Mathématiques élémentaires
24/05/2005
Problème de mathématiques — CM1
Jean-Smicard gagne 950 euros mensuels. En se serrant la ceinture, il parvient à n’en dépenser que 900 par mois, toutes charges confondues : loyer, assurances, téléphone, électricité, etc., ainsi que la maigre pitance qu’il sert à ses enfants au regard pâle.
Question : le 1er janvier, le compte bancaire de Jean-Smicard est à zéro et son titulaire n’a aucune dette. Quelle sera sa situation le 31 décembre ? Expliquez.
Copie du petit Jean-Benoît Sarkozy — élève de CM1 à Sainte-Cécilia-de-Neuilly :
Grâce à la gestion rigoureuse de son budget modeste mais honnête, ce sympathique travailleur de la France d’en bas aura économisé 12 × 50 euros, soit 600 euros à la fin de l’année. Bravo ! Il va pouvoir les dépenser et relancer la consommation, comme il dit, mon papa.
Note : 0/10. Nul. Copie à faire signer par vos parents.
Correction du sujet :
À la fin de l’année, comme vous l’avez deviné, Jean-Smicard aura les huissiers aux fesses. En effet, sa banque veille au respect de la morale et des bonnes mœurs libérales : à chaque fois que, en fin de mois, Jean-Smicard se laisse aller à libeller un chèque pour offrir un peu de pain rassis à ses mômes, sa banque lui compte des frais : 13,80 euros de « commission d’intervention », plus les agios.
Le plus souvent, tout de même — car Jean-Smicard est scrupuleux —, il attend de pouvoir déposer son chèque de salaire sur son compte avant d’aller faire les courses. Impayable, Jean-Smicard ! Il a oublié la date de valeur, qui fait que ses sous ne seront en fait crédités que trois jours plus tard, alors que son règlement à lui est bien débité dès le lendemain. La nuit, parfois, on entend le banquier de Jean-Smicard pousser des hurlements de plaisir en pensant à tous ces sous de pauvres qui s’accumulent sur son bilan.
Dès le 3 février, Jean-Smicard a donc « bénéficié » de quatre commissions d’intervention : achat de bouffe, tiers provisionnel, un plein d’essence et quelques vêtements pour ses enfants.
À la fin avril, les frais prélevés par la banque sont plus importants que les 50 euros de rab qu’il croyait pouvoir économiser chaque mois. Et ce, en vertu d’un principe simplissime : moins il a d’argent sur son compte, plus on lui en prend.

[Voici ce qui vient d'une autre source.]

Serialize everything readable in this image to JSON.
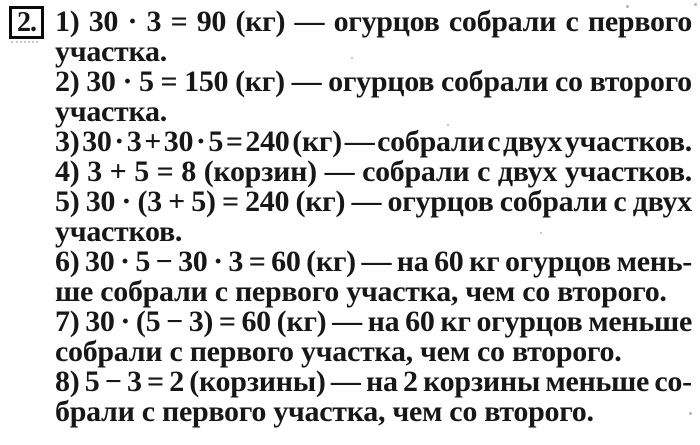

À la fin de l’année, Jean-Smicard doit donc environ 400 euros à sa banque. Bien sûr, tout ça n’aurait pas eu lieu s’il avait eu une petite autorisation de découvert. Mais non ! Les revenus de Jean-Smicard n’intéressent pas les grosses têtes de sa banque. Tant pis ! Il n’avait qu’à faire des études et devenir banquier à son tour ! En attendant, qu’il se débrouille avec les huissiers et qu’il soit content d’avoir un compte en banque. C’est pas donné à tout le monde, ça, Monsieur !
Allez, rassurez-vous : grâce à Cofidis, Finaref, Cetelem et consorts, Jean-Smicard va pouvoir emprunter de l’argent à 17 % de TEG pour rembourser sa banque. Ouf ! On respire. Voilà une belle histoire qui finit bien.